CANETON FOUINEUR

Quels profils pour des portefeuilles utiles au gouvernement?

Secrétaires d’État de divergences…
Ahmed Zoubaïr
17/2/2022 0:31
Le président du RNI veut accréditer des candidats à la compétence avérée...

Les secrétaires d’État n’ont toujours pas fait leur entrée au gouvernement. En cause, des désaccords entre les dirigeants des trois...

Les secrétaires d’État n’ont toujours pas fait leur entrée au gouvernement. En cause, des désaccords entre les dirigeants des trois partis de la majorité autour des profils à proposer...

«Il sera procédé ultérieurement à la nomination de secrétaires d’État dans certains départements ministériels », précisait le communiqué du cabinet royal, rendu public à l’issue de la nomination du gouvernement de Aziz Akhannouch intervenue le 7 octobre 2021.  Plus de quatre mois plus tard, rien de nouveau ne s’est produit et l’exécutif fonctionne toujours avec des ministres de plein exercice. Mais où sont donc passés ces secrétaires d’État dont la nomination devrait intervenir dans la foulée de l’installation du gouvernement ?  

A quoi rime ce retard qui commence à susciter une foultitude de questions?

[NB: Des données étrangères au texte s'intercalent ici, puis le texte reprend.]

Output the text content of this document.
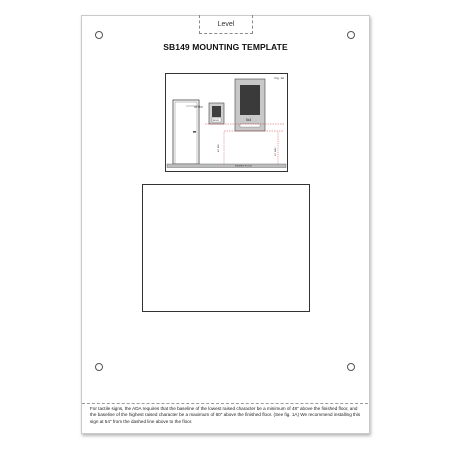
Level
SB149 MOUNTING TEMPLATE
Fig. 1A
36" MIN
SB149	5x3
48" MIN	60" MAX
FINISHED FLOOR
For tactile signs, the ADA requires that the baseline of the lowest raised character be a minimum of 48" above the finished floor, and the baseline of the highest raised character be a maximum of 60" above the finished floor. (See fig. 1A) We recommend installing this sign at 54" from the dashed line above to the floor.
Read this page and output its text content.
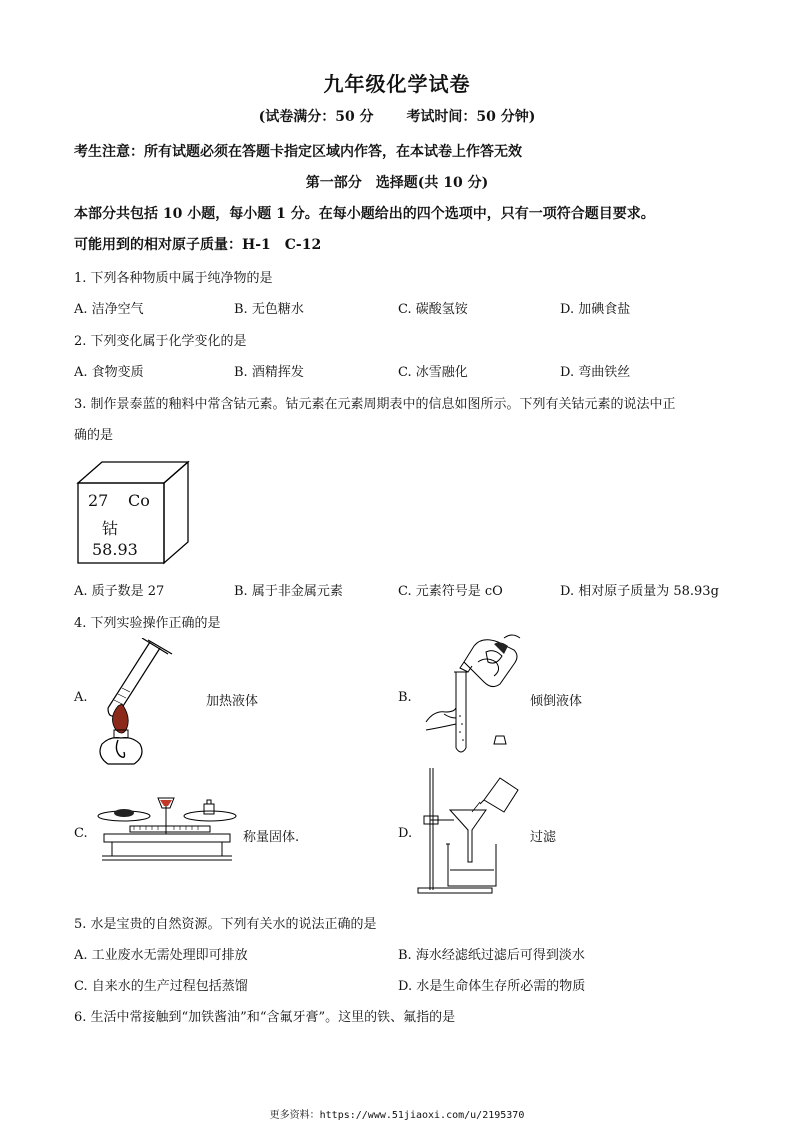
九年级化学试卷
(试卷满分：50 分 考试时间：50 分钟)
考生注意：所有试题必须在答题卡指定区域内作答，在本试卷上作答无效
第一部分　选择题(共 10 分)
本部分共包括 10 小题，每小题 1 分。在每小题给出的四个选项中，只有一项符合题目要求。
可能用到的相对原子质量：H-1　C-12
1. 下列各种物质中属于纯净物的是
A. 洁净空气	B. 无色糖水	C. 碳酸氢铵	D. 加碘食盐
2. 下列变化属于化学变化的是
A. 食物变质	B. 酒精挥发	C. 冰雪融化	D. 弯曲铁丝
3. 制作景泰蓝的釉料中常含钴元素。钴元素在元素周期表中的信息如图所示。下列有关钴元素的说法中正
确的是
27 Co
钴
58.93
A. 质子数是 27	B. 属于非金属元素	C. 元素符号是 cO	D. 相对原子质量为 58.93g
4. 下列实验操作正确的是
A.	加热液体	B.	倾倒液体
C.	称量固体.	D.	过滤
5. 水是宝贵的自然资源。下列有关水的说法正确的是
A. 工业废水无需处理即可排放	B. 海水经滤纸过滤后可得到淡水
C. 自来水的生产过程包括蒸馏	D. 水是生命体生存所必需的物质
6. 生活中常接触到“加铁酱油”和“含氟牙膏”。这里的铁、氟指的是
更多资料：https://www.51jiaoxi.com/u/2195370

Celui-ci est-il la résultante d’une crise de profils adaptés à la nature de la fonction de sous-ministre ou faut-il y voir la conséquence de divergences entre les trois composantes de la majorité (RNI, PAM et Istiqlal) sur les noms des candidats à accréditer ?

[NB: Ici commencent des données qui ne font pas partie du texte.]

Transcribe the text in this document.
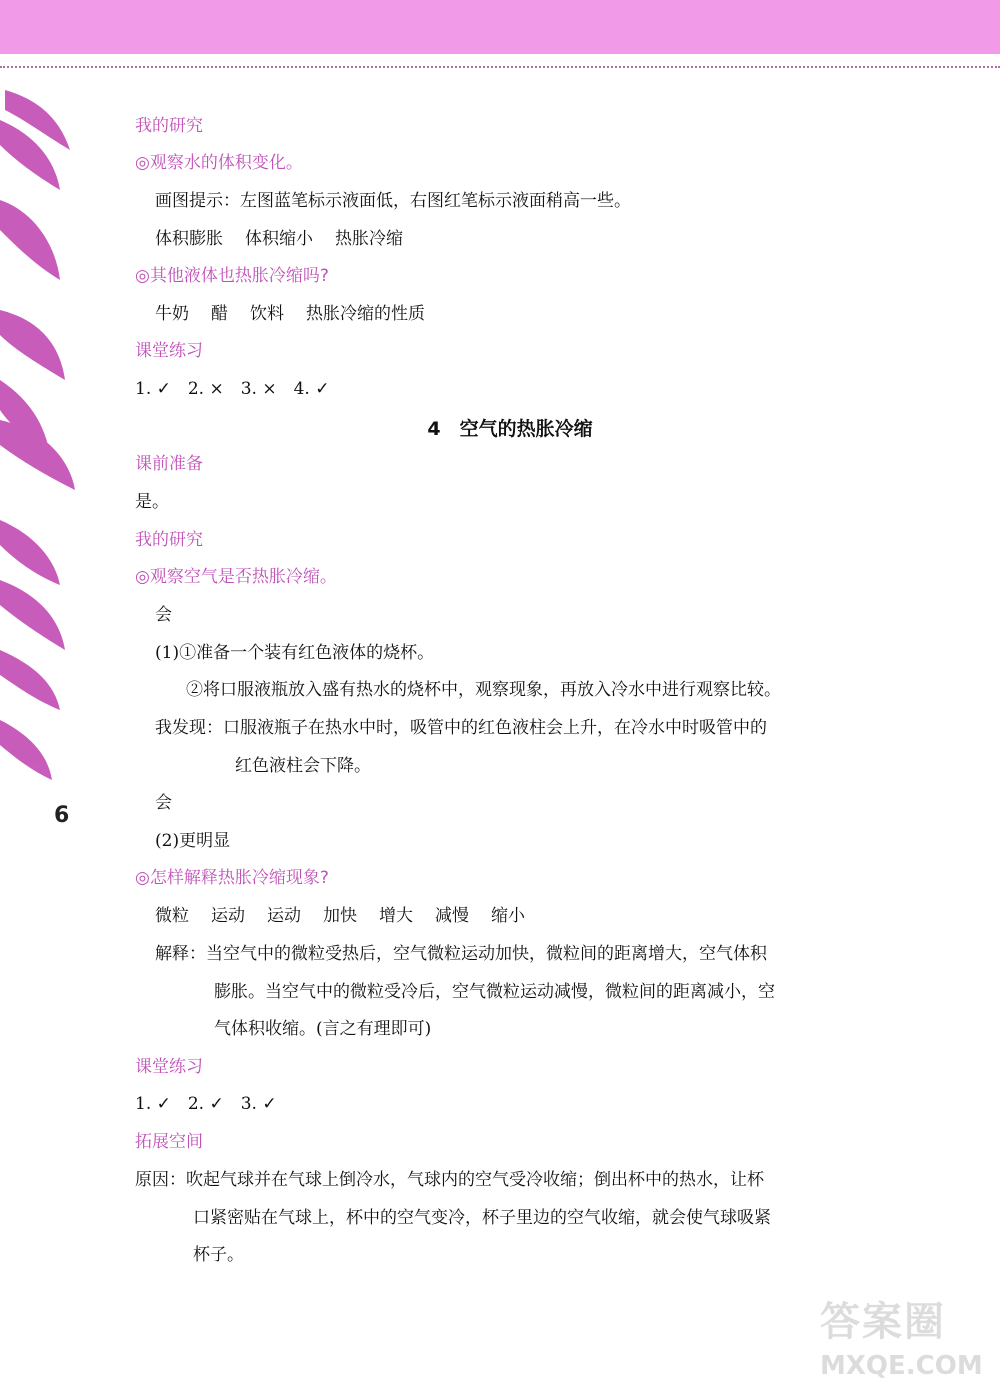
6
我的研究
◎观察水的体积变化。
画图提示：左图蓝笔标示液面低，右图红笔标示液面稍高一些。
体积膨胀 体积缩小 热胀冷缩
◎其他液体也热胀冷缩吗?
牛奶 醋 饮料 热胀冷缩的性质
课堂练习
1. ✓　2. ×　3. ×　4. ✓
4　空气的热胀冷缩
课前准备
是。
我的研究
◎观察空气是否热胀冷缩。
会
(1)①准备一个装有红色液体的烧杯。
②将口服液瓶放入盛有热水的烧杯中，观察现象，再放入冷水中进行观察比较。
我发现：口服液瓶子在热水中时，吸管中的红色液柱会上升，在冷水中时吸管中的
红色液柱会下降。
会
(2)更明显
◎怎样解释热胀冷缩现象?
微粒 运动 运动 加快 增大 减慢 缩小
解释：当空气中的微粒受热后，空气微粒运动加快，微粒间的距离增大，空气体积
膨胀。当空气中的微粒受冷后，空气微粒运动减慢，微粒间的距离减小，空
气体积收缩。(言之有理即可)
课堂练习
1. ✓　2. ✓　3. ✓
拓展空间
原因：吹起气球并在气球上倒冷水，气球内的空气受冷收缩；倒出杯中的热水，让杯
口紧密贴在气球上，杯中的空气变冷，杯子里边的空气收缩，就会使气球吸紧
杯子。
答案圈
MXQE.COM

Il y a bel et bien blocage et il provient en effet d’une bataille serrée qui met en lumière des désaccords au sujet de la conception même du rôle de la secrétaire d’État dans un gouvernement. Alors que le chef du gouvernement et président et RNI Aziz Akhannouch tient à proposer des techniciens connus pour leur compétence dans les domaines concernés, le patron de l’Istiqlal Nizar Baraka pour lequel l’expertise du candidat est un critère secondaire cherche à faire nommer les frustrés de la dernière ministrabilité comme le chef du groupe parlementaire du parti Noureddine Mediane.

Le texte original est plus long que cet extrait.